David Parmley & Continental Divide- Three Silver Dollars   Leave a comment

David Parmley & Continental Divide

Three Silver Dollars

Pinecastle Records

Unlike other Americana genres, bluegrass doesn’t necessarily attempt to examine or reflect the political or economic elements of the time. Not as heavy as folk nor as irreverent as roots rock, the commentary of bluegrass is often more general, balancing light with dark, good with evil, joy with regret, secular with sacred, surrounded by words and music that challenge within a tradition.

“What You Can See From Your Knees,” the second track on the terrific new album from David Parmley & Continental Divide, contains each of these elements, and all in just over four minutes. Given the shadings contained, and the current financial crisis many find themselves headed toward, the song could be forty years old, or it could have been written last month.

Few bandeaders better succeed in making traditional bluegrass relevant than David Parmley, and the current Continental Divide line-up carries on an institution stretching back forty years to The Bluegrass Cardinals.

Parmley remains one of bluegrass music’s most criminally overlooked vocalists. While Dailey & Vincent, Ricky Skaggs, and others garner the headlines and awards, Parmley just soldiers on, singing as he always has, in a manner that appears unadulterated. His voice alternates between low and slightly higher depending on the particular song’s needs, and has never sounded brighter.

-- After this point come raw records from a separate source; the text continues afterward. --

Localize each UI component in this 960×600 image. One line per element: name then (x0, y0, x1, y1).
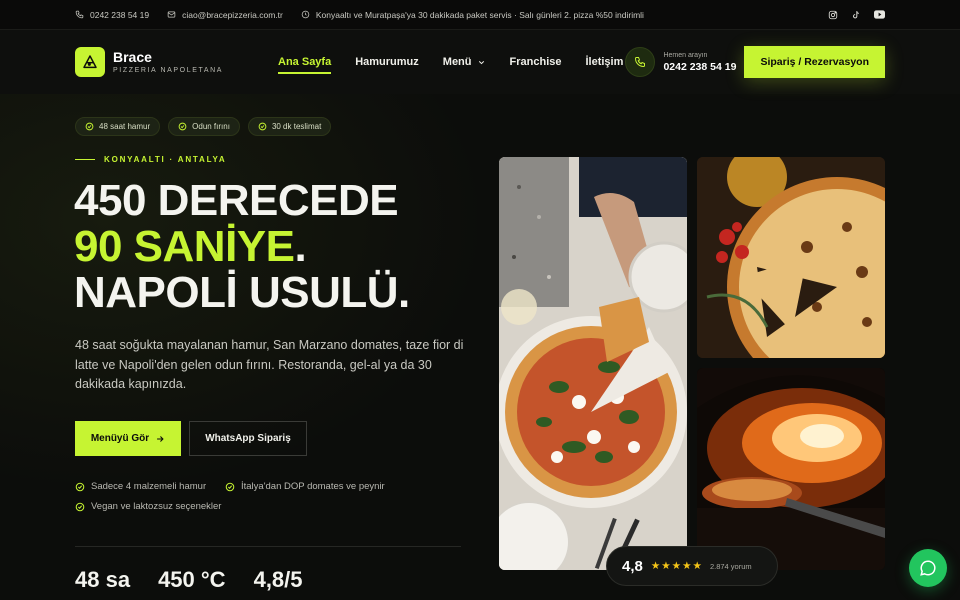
youtube-icon[interactable] (874, 10, 885, 19)
topbar-phone-text: 0242 238 54 19 (90, 9, 150, 20)
nav-item-home[interactable]: Ana Sayfa (278, 50, 332, 74)
mail-icon (167, 11, 176, 18)
main-navigation: Brace PIZZERIA NAPOLETANA Ana Sayfa Hamu… (0, 30, 960, 94)
chip-wood-oven: Odun fırını (168, 117, 240, 136)
view-menu-button[interactable]: Menüyü Gör (75, 421, 181, 456)
check-circle-icon (258, 122, 267, 131)
chat-bubble-icon (920, 560, 936, 576)
order-reservation-button[interactable]: Sipariş / Rezervasyon (744, 46, 885, 78)
chat-button[interactable] (909, 549, 947, 587)
chip-delivery: 30 dk teslimat (247, 117, 332, 136)
nav-menu: Ana Sayfa Hamurumuz Menü Franchise İleti… (278, 50, 623, 74)
call-number: 0242 238 54 19 (663, 60, 737, 73)
stat-rating: 4,8/5 (253, 567, 303, 592)
pizza-slice-icon (75, 47, 105, 77)
hero-stats: 48 sa 450 °C 4,8/5 (75, 567, 331, 593)
social-links (828, 10, 885, 20)
arrow-right-icon (157, 435, 164, 442)
feature-item: İtalya'dan DOP domates ve peynir (225, 481, 385, 492)
nav-item-franchise[interactable]: Franchise (510, 50, 562, 74)
pizza-closeup-photo (697, 157, 885, 358)
topbar-email-text: ciao@bracepizzeria.com.tr (182, 9, 283, 20)
pizza-tabletop-photo (499, 157, 687, 570)
whatsapp-order-button[interactable]: WhatsApp Sipariş (189, 421, 307, 456)
rating-badge: 4,8 ★★★★★ 2.874 yorum (606, 546, 778, 586)
instagram-icon[interactable] (828, 10, 838, 20)
headline-accent: 90 SANİYE (74, 222, 295, 271)
headline-line-1: 450 DERECEDE (74, 176, 399, 225)
stat-fermentation: 48 sa (75, 567, 131, 592)
star-rating-icon: ★★★★★ (650, 560, 703, 572)
phone-icon (75, 10, 84, 19)
headline-line-3: NAPOLİ USULÜ. (74, 268, 410, 317)
location-eyebrow: KONYAALTI · ANTALYA (75, 155, 227, 164)
stats-divider (75, 546, 461, 547)
headline-dot: . (294, 222, 307, 271)
nav-actions: Hemen arayın 0242 238 54 19 Sipariş / Re… (625, 46, 885, 78)
phone-icon (635, 57, 646, 68)
feature-item: Sadece 4 malzemeli hamur (75, 481, 206, 492)
check-circle-icon (225, 482, 235, 491)
clock-icon (301, 10, 310, 19)
topbar-announcement: Konyaaltı ve Muratpaşa'ya 30 dakikada pa… (301, 10, 644, 20)
call-button[interactable] (625, 47, 656, 77)
feature-item: Vegan ve laktozsuz seçenekler (75, 501, 221, 512)
hero-chips: 48 saat hamur Odun fırını 30 dk teslimat (75, 117, 332, 136)
headline-line-2: 90 SANİYE. (74, 224, 410, 270)
tiktok-icon[interactable] (851, 10, 861, 20)
call-info[interactable]: Hemen arayın 0242 238 54 19 (663, 52, 736, 73)
wood-fired-oven-photo (697, 368, 885, 570)
announcement-text: Konyaaltı ve Muratpaşa'ya 30 dakikada pa… (315, 9, 644, 20)
eyebrow-line (75, 159, 95, 160)
hero-headline: 450 DERECEDE 90 SANİYE. NAPOLİ USULÜ. (74, 178, 410, 316)
check-circle-icon (85, 122, 94, 131)
nav-item-contact[interactable]: İletişim (585, 50, 623, 74)
topbar-email[interactable]: ciao@bracepizzeria.com.tr (167, 10, 283, 20)
brand-tagline: PIZZERIA NAPOLETANA (113, 67, 224, 74)
check-circle-icon (178, 122, 187, 131)
nav-item-dough[interactable]: Hamurumuz (355, 50, 419, 74)
stat-oven-temperature: 450 °C (158, 567, 226, 592)
topbar-phone[interactable]: 0242 238 54 19 (75, 10, 149, 20)
chip-dough: 48 saat hamur (75, 117, 161, 136)
hero-description: 48 saat soğukta mayalanan hamur, San Mar… (75, 338, 464, 391)
rating-score: 4,8 (622, 557, 643, 575)
top-info-bar: 0242 238 54 19 ciao@bracepizzeria.com.tr… (0, 0, 960, 30)
review-count: 2.874 yorum (709, 561, 752, 571)
chevron-down-icon (478, 60, 484, 64)
brand-logo[interactable]: Brace PIZZERIA NAPOLETANA (75, 47, 223, 77)
check-circle-icon (75, 502, 85, 511)
nav-item-menu[interactable]: Menü (443, 50, 486, 74)
call-label: Hemen arayın (663, 51, 708, 59)
brand-name: Brace (113, 49, 152, 65)
check-circle-icon (75, 482, 85, 491)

The traditional, depending on whom you ask, “Winsborough Cotton Mill Blues” just rocks along, buffeted by Dale Perry on the banjo. Wisdom is contained within each line of “That’s Just Me.” The arrangement of “Refill of Your Love,” cleverly written by David Scott Coffey, would make Doyle Lawson proud, and (I believe) Dale Perry’s tenor vocal on the chorus would seamlessly fit into a Quicksilver set. It is a bright spot among the dozen superior tracks, but far from the only one. “She’s Lying in the Cold, Cold Ground” is a story told a hundred times in various bluegrass songs, but still manages to capture the imagination.

The gospel side of bluegrass is represented by “Lilly Still Blooms in the Dell” and “God Reached Down,” which also presents exceptional guitar work from Parmley. Often not noticed is the clarity with which he picks.

Perry’s 5-string work continues to impress, and (the since departed, from the band) Ron Spears’ mandolin and vocal talents are admirably demonstrated including on his song, “Carolina Rain.” Fleshing out the Continental Divide trio on this album are Ron Stewart on fiddle and Kyle Perkins on bass. The only guest appearance is saved for a notable talent; proving it is always good to have friends, Rhonda Vincent nicely duets with Parmley on the chorus of “Meadow on the Mountain (Where Mama Used to Pray).”

If there is any justice in the bluegrass world, Three Silver Dollars will sell 50 000 copies and will be nominated for the major awards this coming autumn. It is a very satisfying project.